Denn was wären die größten Redner ohne ihre Schreiber? Berühmt wurden Redner auf die Dauer ja nicht durch ihre Hörer, sondern durch ihre Leser. Wirklich brillante Plädoyers konnte man schon in der Antike im Nachhinein kaufen. Quasi Werbung in eigener Sache. Wer jetzt glaubt, Cicero notierte Zuhause eigenhändig und eifrig auf Papyrus oder gar Pergament, was er grad vorher im Gericht meisterhaft in seine Rede eingeflochten hatte, liegt falsch. Nein, dazu hatte einer wie Cicero keine Zeit. Dafür aber einen Sekretär: Und der hieß Marcus Tullius Tiro. Aber auch Tiro kam schnell an die Grenzen seiner Kunst, wenn es galt, Ciceros langatmige Ausführungen schon bei Gericht quasi „lippensynchron“ mitzuschreiben. Tiro behalf sich, indem er im Jahr 63v.Chr. eine Kurzschrift entwickelte. Damit kam er Ciceros Redeeifer besser hinterher.
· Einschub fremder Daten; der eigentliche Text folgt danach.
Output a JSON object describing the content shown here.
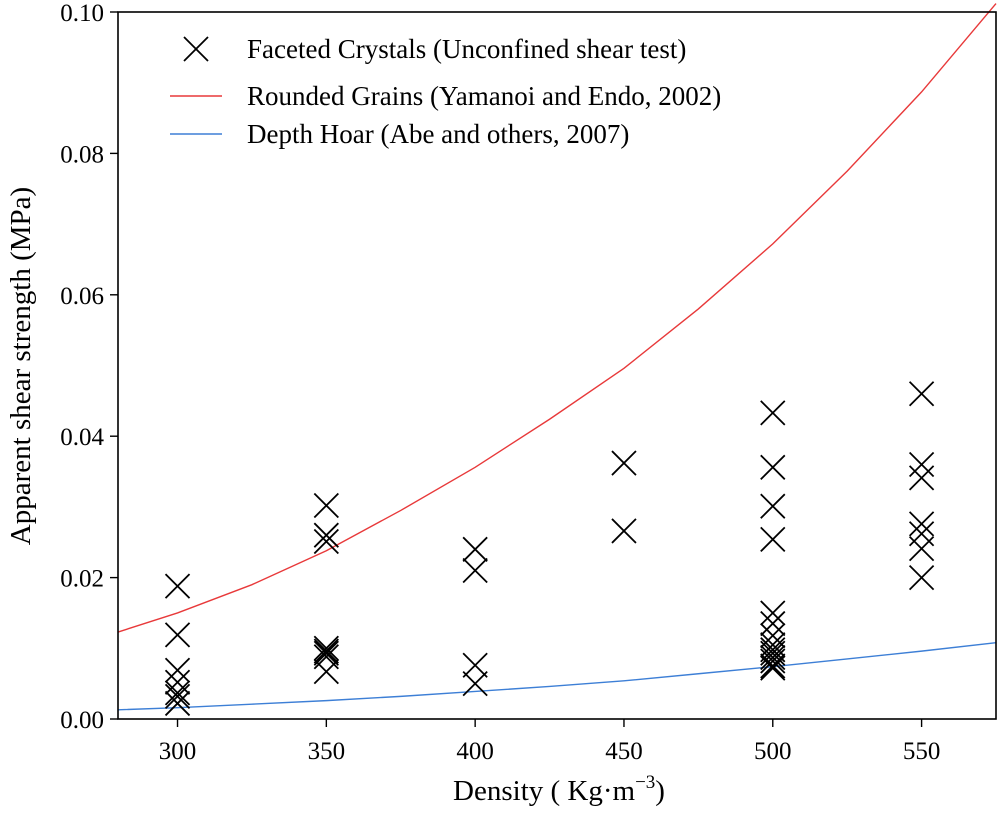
{
  "chart_data": {
    "type": "scatter",
    "xlabel": "Density ( Kg·m",
    "xlabel_sup": "−3",
    "xlabel_close": ")",
    "ylabel": "Apparent shear strength  (MPa)",
    "xlim": [
      280,
      575
    ],
    "ylim": [
      0,
      0.1
    ],
    "xticks": [
      300,
      350,
      400,
      450,
      500,
      550
    ],
    "xtick_labels": [
      "300",
      "350",
      "400",
      "450",
      "500",
      "550"
    ],
    "yticks": [
      0,
      0.02,
      0.04,
      0.06,
      0.08,
      0.1
    ],
    "ytick_labels": [
      "0.00",
      "0.02",
      "0.04",
      "0.06",
      "0.08",
      "0.10"
    ],
    "grid": false,
    "legend_position": "top-left",
    "series": [
      {
        "name": "Faceted Crystals (Unconfined shear test)",
        "kind": "scatter",
        "marker": "x",
        "color": "#000000",
        "points": [
          [
            300,
            0.0188
          ],
          [
            300,
            0.0119
          ],
          [
            300,
            0.0069
          ],
          [
            300,
            0.0052
          ],
          [
            300,
            0.0037
          ],
          [
            300,
            0.0032
          ],
          [
            300,
            0.0022
          ],
          [
            350,
            0.0302
          ],
          [
            350,
            0.026
          ],
          [
            350,
            0.0251
          ],
          [
            350,
            0.01
          ],
          [
            350,
            0.0096
          ],
          [
            350,
            0.0093
          ],
          [
            350,
            0.0088
          ],
          [
            350,
            0.0067
          ],
          [
            400,
            0.024
          ],
          [
            400,
            0.021
          ],
          [
            400,
            0.0076
          ],
          [
            400,
            0.005
          ],
          [
            450,
            0.0362
          ],
          [
            450,
            0.0266
          ],
          [
            500,
            0.0433
          ],
          [
            500,
            0.0356
          ],
          [
            500,
            0.0301
          ],
          [
            500,
            0.0254
          ],
          [
            500,
            0.015
          ],
          [
            500,
            0.0135
          ],
          [
            500,
            0.0118
          ],
          [
            500,
            0.0105
          ],
          [
            500,
            0.0098
          ],
          [
            500,
            0.0093
          ],
          [
            500,
            0.0087
          ],
          [
            500,
            0.0082
          ],
          [
            500,
            0.0075
          ],
          [
            500,
            0.0072
          ],
          [
            550,
            0.046
          ],
          [
            550,
            0.036
          ],
          [
            550,
            0.0341
          ],
          [
            550,
            0.0276
          ],
          [
            550,
            0.0262
          ],
          [
            550,
            0.0241
          ],
          [
            550,
            0.02
          ]
        ]
      },
      {
        "name": "Rounded Grains (Yamanoi and Endo, 2002)",
        "kind": "line",
        "color": "#e8393a",
        "points": [
          [
            280,
            0.0123
          ],
          [
            300,
            0.015
          ],
          [
            325,
            0.019
          ],
          [
            350,
            0.0238
          ],
          [
            375,
            0.0295
          ],
          [
            400,
            0.0356
          ],
          [
            425,
            0.0424
          ],
          [
            450,
            0.0496
          ],
          [
            475,
            0.058
          ],
          [
            500,
            0.0672
          ],
          [
            525,
            0.0775
          ],
          [
            550,
            0.0887
          ],
          [
            575,
            0.1012
          ]
        ]
      },
      {
        "name": "Depth Hoar (Abe and others, 2007)",
        "kind": "line",
        "color": "#3d7fd6",
        "points": [
          [
            280,
            0.0013
          ],
          [
            300,
            0.0016
          ],
          [
            325,
            0.0021
          ],
          [
            350,
            0.0026
          ],
          [
            375,
            0.0032
          ],
          [
            400,
            0.0039
          ],
          [
            425,
            0.0046
          ],
          [
            450,
            0.0054
          ],
          [
            475,
            0.0064
          ],
          [
            500,
            0.0074
          ],
          [
            525,
            0.0085
          ],
          [
            550,
            0.0096
          ],
          [
            575,
            0.0108
          ]
        ]
      }
    ]
  }
}
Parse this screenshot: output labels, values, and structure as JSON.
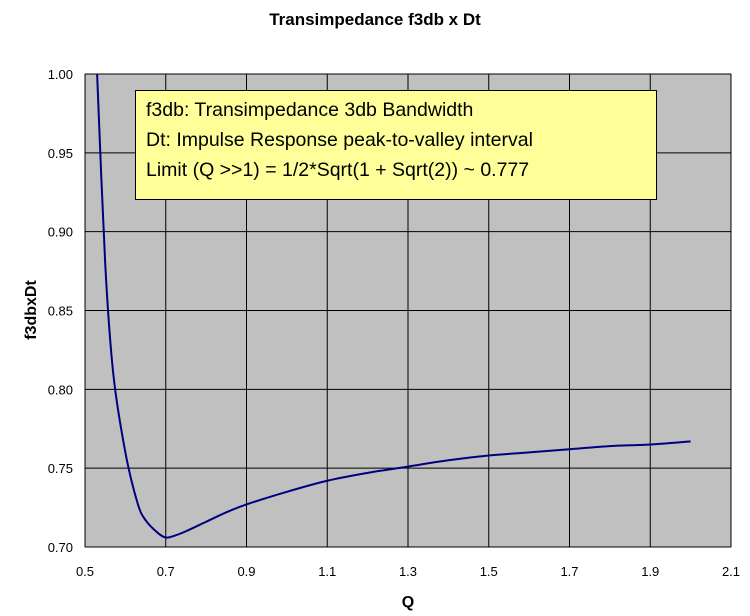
{
  "chart_data": {
    "type": "line",
    "title": "Transimpedance f3db x Dt",
    "xlabel": "Q",
    "ylabel": "f3dbxDt",
    "xlim": [
      0.5,
      2.1
    ],
    "ylim": [
      0.7,
      1.0
    ],
    "x_ticks": [
      "0.5",
      "0.7",
      "0.9",
      "1.1",
      "1.3",
      "1.5",
      "1.7",
      "1.9",
      "2.1"
    ],
    "y_ticks": [
      "1.00",
      "0.95",
      "0.90",
      "0.85",
      "0.80",
      "0.75",
      "0.70"
    ],
    "grid": true,
    "plot_background": "#c0c0c0",
    "line_color": "#000080",
    "series": [
      {
        "x": [
          0.53,
          0.55,
          0.57,
          0.6,
          0.63,
          0.65,
          0.68,
          0.7,
          0.72,
          0.75,
          0.8,
          0.85,
          0.9,
          1.0,
          1.1,
          1.2,
          1.3,
          1.4,
          1.5,
          1.6,
          1.7,
          1.8,
          1.9,
          2.0
        ],
        "y": [
          1.0,
          0.88,
          0.81,
          0.76,
          0.728,
          0.717,
          0.709,
          0.706,
          0.707,
          0.71,
          0.716,
          0.722,
          0.727,
          0.735,
          0.742,
          0.747,
          0.751,
          0.755,
          0.758,
          0.76,
          0.762,
          0.764,
          0.765,
          0.767
        ]
      }
    ],
    "annotations": [
      "f3db:  Transimpedance 3db Bandwidth",
      "Dt:  Impulse Response peak-to-valley interval",
      "Limit (Q >>1) = 1/2*Sqrt(1 + Sqrt(2)) ~ 0.777"
    ]
  }
}
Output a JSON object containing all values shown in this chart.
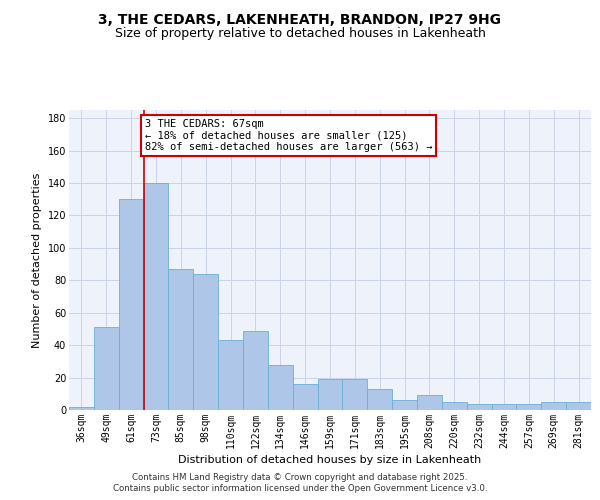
{
  "title": "3, THE CEDARS, LAKENHEATH, BRANDON, IP27 9HG",
  "subtitle": "Size of property relative to detached houses in Lakenheath",
  "xlabel": "Distribution of detached houses by size in Lakenheath",
  "ylabel": "Number of detached properties",
  "bar_labels": [
    "36sqm",
    "49sqm",
    "61sqm",
    "73sqm",
    "85sqm",
    "98sqm",
    "110sqm",
    "122sqm",
    "134sqm",
    "146sqm",
    "159sqm",
    "171sqm",
    "183sqm",
    "195sqm",
    "208sqm",
    "220sqm",
    "232sqm",
    "244sqm",
    "257sqm",
    "269sqm",
    "281sqm"
  ],
  "bar_values": [
    2,
    51,
    130,
    140,
    87,
    84,
    43,
    49,
    28,
    16,
    19,
    19,
    13,
    6,
    9,
    5,
    4,
    4,
    4,
    5,
    5
  ],
  "bar_color": "#aec6e8",
  "bar_edgecolor": "#6aafd6",
  "bar_linewidth": 0.6,
  "red_line_x": 2.5,
  "annotation_text": "3 THE CEDARS: 67sqm\n← 18% of detached houses are smaller (125)\n82% of semi-detached houses are larger (563) →",
  "annotation_box_color": "white",
  "annotation_box_edgecolor": "#cc0000",
  "ylim": [
    0,
    185
  ],
  "yticks": [
    0,
    20,
    40,
    60,
    80,
    100,
    120,
    140,
    160,
    180
  ],
  "grid_color": "#c8d4e8",
  "background_color": "#eef2fb",
  "footer_line1": "Contains HM Land Registry data © Crown copyright and database right 2025.",
  "footer_line2": "Contains public sector information licensed under the Open Government Licence v3.0.",
  "title_fontsize": 10,
  "subtitle_fontsize": 9,
  "axis_label_fontsize": 8,
  "tick_fontsize": 7,
  "annot_fontsize": 7.5,
  "footer_fontsize": 6.2
}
Da war er schlau, der Tiro.

Aber nicht der erste – auch Griechen und Chinesen hatten sich schon Kurzschriftsysteme ausgedacht – aber Tiros Kurzschriftsystem, die so genannten „Tironischen Noten“, blieben sogar rund 1000 Jahre in Gebrauch. Danach war Schluss, weil die phantasievollen Kürzel von Kirchenmännern zum Hexenwerk erklärt wurden. Tiros Kurzschrift wurde kurzerhand verboten.

Aber wo es Redner gibt, braucht es auch Schreiber. Und zwar schnelle Schreiber. Das war bald wieder klar. Inzwischen sind allein in Deutschland mehr als 600 Kurzschriftsysteme entwickelt worden. Und eine, die auf unserer Schreibschrift basiert, hat sich bis heute durchgesetzt: Die von Franz Xaver Gabelsberger. Ein Mann, der genau heute geboren wurde, allerdings im Jahr der Französischen Revolution, also am 9. Februar 1789.

Und da hatte der Gabelsberger einfach ein Riesenglück. Jetzt nicht von Geburt an, denn seine Familie war nicht reich, der Vater starb ihm schon weg, als er noch ein vierjähriges Bürschlein war und mit seiner eigenen Gesundheit stand es auch nicht zum Besten. Aber sein Erfindungsreichtum in Sachen Kurzschrift passte einfach gut in diese Zeit. Da wurden so viele schlaue, interessante und unerhörte Reden geschwungen, dass einer wie er gefragt war. Parlamentarier in den Bayerischen Ständeversammlungen ließen ihre Reden im Stenogramm festhalten und danach „ins Reine schreiben“. Da hatte Gabelsberger aber schon unzählige Schüler. Und was machten die, als er mit 40 Jahren mitten in der Theatinerstraße beim Spaziergang vom Schlaganfall getroffen wurde und starb? An seinem Grab auf dem Alten Südlichen Friedhof in München gründeten sie ihm zu Ehren den „Stenographen-Zentralverein“. Und das war schon kein Fall von Staunen mehr – das war schon mehr ein Fall von Heldenverehrung.